Timers and distribution summaries support collecting data to observe their percentile distributions. There are two main approaches to viewing percentiles:

  • Percentile histograms: Micrometer accumulates values to an underlying histogram and ships a predetermined set of buckets to the monitoring system. The monitoring system’s query language is responsible for calculating percentiles off of this histogram. Currently, only Prometheus, Atlas, and Wavefront support histogram-based percentile approximations, through histogram_quantile, :percentile, and hs(), respectively. If you target Prometheus, Atlas, or Wavefront, prefer this approach, since you can aggregate the histograms across dimensions (by summing the values of the buckets across a set of dimensions) and derive an aggregable percentile from the histogram.

  • Client-side percentiles: Micrometer computes a percentile approximation for each meter ID (set of name and tags) and ships the percentile value to the monitoring system. This is not as flexible as a percentile histogram because it is not possible to aggregate percentile approximations across tags. Nevertheless, it provides some level of insight into percentile distributions for monitoring systems that do not support server-side percentile calculation based on a histogram.

The following example builds a timer with a histogram:

Timer.builder("my.timer")
   .publishPercentiles(0.5, 0.95) // median and 95th percentile (1)
   .publishPercentileHistogram() (2)
   .serviceLevelObjectives(Duration.ofMillis(100)) (3)
   .minimumExpectedValue(Duration.ofMillis(1)) (4)
   .maximumExpectedValue(Duration.ofSeconds(10))
1 publishPercentiles: Used to publish percentile values computed in your application. These values are non-aggregable across dimensions.
2 publishPercentileHistogram: Used to publish a histogram suitable for computing aggregable (across dimensions) percentile approximations in Prometheus (by using histogram_quantile), Atlas (by using :percentile), and Wavefront (by using hs()). For Prometheus and Atlas, the buckets in the resulting histogram are preset by Micrometer based on a generator that has been determined empirically by Netflix to yield a reasonable error bound on most real world timers and distribution summaries. By default, the generator yields 276 buckets, but Micrometer includes only those that are within the range set by minimumExpectedValue and maximumExpectedValue, inclusive. Micrometer clamps timers by default to a range of 1 millisecond to 1 minute, yielding 73 histogram buckets per timer dimension. publishPercentileHistogram has no effect on systems that do not support aggregable percentile approximations. No histogram is shipped for these systems.
3 serviceLevelObjectives: Used to publish a cumulative histogram with buckets defined by your SLOs. When used in concert with publishPercentileHistogram on a monitoring system that supports aggregable percentiles, this setting adds additional buckets to the published histogram. When used on a system that does not support aggregable percentiles, this setting causes a histogram to be published with only these buckets.
4 minimumExpectedValue/maximumExpectedValue: Controls the number of buckets shipped by publishPercentileHistogram and controls the accuracy and memory footprint of the underlying HdrHistogram structure.

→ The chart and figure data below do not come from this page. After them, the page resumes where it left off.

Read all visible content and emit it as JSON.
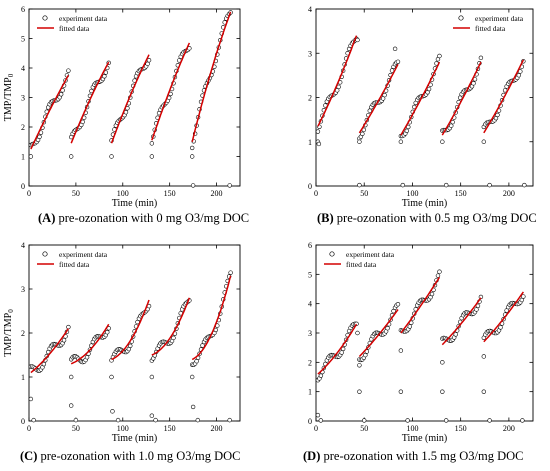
{
  "panels": [
    {
      "caption_letter": "(A)",
      "caption_text": " pre-ozonation with 0 mg O3/mg DOC",
      "chart_data": {
        "type": "scatter",
        "xlabel": "Time (min)",
        "ylabel": "TMP/TMP0",
        "xlim": [
          0,
          225
        ],
        "ylim": [
          0,
          6
        ],
        "xticks": [
          0,
          50,
          100,
          150,
          200
        ],
        "yticks": [
          0,
          1,
          2,
          3,
          4,
          5,
          6
        ],
        "legend": {
          "placement": "top-left",
          "entries": [
            "experiment data",
            "fitted data"
          ]
        },
        "segments": [
          {
            "start": 2,
            "end": 42,
            "y0": 1.25,
            "y1": 3.75,
            "curv": 0.1
          },
          {
            "start": 45,
            "end": 85,
            "y0": 1.45,
            "y1": 4.2,
            "curv": 0.15
          },
          {
            "start": 88,
            "end": 128,
            "y0": 1.45,
            "y1": 4.45,
            "curv": 0.15
          },
          {
            "start": 131,
            "end": 171,
            "y0": 1.55,
            "y1": 4.85,
            "curv": 0.15
          },
          {
            "start": 174,
            "end": 215,
            "y0": 1.5,
            "y1": 5.9,
            "curv": 0.2
          }
        ],
        "outliers": [
          [
            2,
            1
          ],
          [
            45,
            1
          ],
          [
            88,
            1
          ],
          [
            131,
            1
          ],
          [
            174,
            1
          ],
          [
            175,
            0.02
          ],
          [
            214,
            0.02
          ]
        ]
      }
    },
    {
      "caption_letter": "(B)",
      "caption_text": " pre-ozonation with 0.5 mg O3/mg DOC",
      "chart_data": {
        "type": "scatter",
        "xlabel": "Time (min)",
        "ylabel": "",
        "xlim": [
          0,
          225
        ],
        "ylim": [
          0,
          4
        ],
        "xticks": [
          0,
          50,
          100,
          150,
          200
        ],
        "yticks": [
          0,
          1,
          2,
          3,
          4
        ],
        "legend": {
          "placement": "top-right",
          "entries": [
            "experiment data",
            "fitted data"
          ]
        },
        "segments": [
          {
            "start": 2,
            "end": 42,
            "y0": 1.35,
            "y1": 3.4,
            "curv": -0.15
          },
          {
            "start": 45,
            "end": 85,
            "y0": 1.2,
            "y1": 2.75,
            "curv": -0.1
          },
          {
            "start": 88,
            "end": 128,
            "y0": 1.15,
            "y1": 2.8,
            "curv": -0.1
          },
          {
            "start": 131,
            "end": 171,
            "y0": 1.15,
            "y1": 2.8,
            "curv": -0.1
          },
          {
            "start": 174,
            "end": 215,
            "y0": 1.2,
            "y1": 2.85,
            "curv": -0.1
          }
        ],
        "outliers": [
          [
            2,
            1
          ],
          [
            3,
            0.95
          ],
          [
            45,
            1
          ],
          [
            88,
            1
          ],
          [
            131,
            1
          ],
          [
            174,
            1
          ],
          [
            43,
            3.3
          ],
          [
            82,
            3.1
          ],
          [
            45,
            0.02
          ],
          [
            90,
            0.02
          ],
          [
            135,
            0.02
          ],
          [
            180,
            0.02
          ],
          [
            216,
            0.02
          ]
        ]
      }
    },
    {
      "caption_letter": "(C)",
      "caption_text": " pre-ozonation with 1.0 mg O3/mg DOC",
      "chart_data": {
        "type": "scatter",
        "xlabel": "Time (min)",
        "ylabel": "TMP/TMP0",
        "xlim": [
          0,
          225
        ],
        "ylim": [
          0,
          4
        ],
        "xticks": [
          0,
          50,
          100,
          150,
          200
        ],
        "yticks": [
          0,
          1,
          2,
          3,
          4
        ],
        "legend": {
          "placement": "top-left",
          "entries": [
            "experiment data",
            "fitted data"
          ]
        },
        "segments": [
          {
            "start": 2,
            "end": 42,
            "y0": 1.1,
            "y1": 2.1,
            "curv": -0.3
          },
          {
            "start": 45,
            "end": 85,
            "y0": 1.3,
            "y1": 2.2,
            "curv": -0.6
          },
          {
            "start": 88,
            "end": 128,
            "y0": 1.4,
            "y1": 2.75,
            "curv": -0.75
          },
          {
            "start": 131,
            "end": 171,
            "y0": 1.5,
            "y1": 2.8,
            "curv": -0.75
          },
          {
            "start": 174,
            "end": 215,
            "y0": 1.4,
            "y1": 3.3,
            "curv": -0.8
          }
        ],
        "outliers": [
          [
            2,
            0.5
          ],
          [
            45,
            1
          ],
          [
            45,
            0.35
          ],
          [
            88,
            1
          ],
          [
            89,
            0.22
          ],
          [
            131,
            1
          ],
          [
            131,
            0.12
          ],
          [
            174,
            1
          ],
          [
            175,
            0.32
          ],
          [
            5,
            0.02
          ],
          [
            50,
            0.02
          ],
          [
            95,
            0.02
          ],
          [
            135,
            0.02
          ],
          [
            180,
            0.02
          ],
          [
            214,
            0.02
          ]
        ]
      }
    },
    {
      "caption_letter": "(D)",
      "caption_text": " pre-ozonation with 1.5 mg O3/mg DOC",
      "chart_data": {
        "type": "scatter",
        "xlabel": "Time (min)",
        "ylabel": "",
        "xlim": [
          0,
          225
        ],
        "ylim": [
          0,
          6
        ],
        "xticks": [
          0,
          50,
          100,
          150,
          200
        ],
        "yticks": [
          0,
          1,
          2,
          3,
          4,
          5,
          6
        ],
        "legend": {
          "placement": "top-left",
          "entries": [
            "experiment data",
            "fitted data"
          ]
        },
        "segments": [
          {
            "start": 2,
            "end": 42,
            "y0": 1.6,
            "y1": 3.3,
            "curv": -0.3
          },
          {
            "start": 45,
            "end": 85,
            "y0": 2.2,
            "y1": 3.8,
            "curv": -0.15
          },
          {
            "start": 88,
            "end": 128,
            "y0": 3.0,
            "y1": 4.9,
            "curv": -0.1
          },
          {
            "start": 131,
            "end": 171,
            "y0": 2.6,
            "y1": 4.2,
            "curv": -0.15
          },
          {
            "start": 174,
            "end": 215,
            "y0": 2.7,
            "y1": 4.4,
            "curv": -0.15
          }
        ],
        "outliers": [
          [
            2,
            0.2
          ],
          [
            45,
            1.9
          ],
          [
            45,
            1
          ],
          [
            88,
            2.4
          ],
          [
            88,
            1
          ],
          [
            131,
            2
          ],
          [
            131,
            1
          ],
          [
            174,
            2.2
          ],
          [
            174,
            1
          ],
          [
            43,
            3
          ],
          [
            5,
            0.02
          ],
          [
            50,
            0.02
          ],
          [
            95,
            0.02
          ],
          [
            135,
            0.02
          ],
          [
            180,
            0.02
          ],
          [
            214,
            0.02
          ]
        ]
      }
    }
  ]
}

Since shipping percentiles to the monitoring system generates additional time series, it is generally preferable to not configure them in core libraries that are included as dependencies in applications. Instead, applications can turn on this behavior for some set of timers and distribution summaries by using a meter filter.

For example, suppose we have a handful of timers in a common library. We have prefixed these timer names with myservice:

registry.timer("myservice.http.requests").record(..);
registry.timer("myservice.db.requests").record(..);

We can turn on client-side percentiles for both timers by using a meter filter:

registry.config().meterFilter(
    new MeterFilter() {
        @Override
        public DistributionStatisticConfig configure(Meter.Id id, DistributionStatisticConfig config) {
            if(id.getName().startsWith("myservice")) {
                return DistributionStatisticConfig.builder()
                    .percentiles(0.95)
                    .build()
                    .merge(config);
            }
            return config;
        }
    });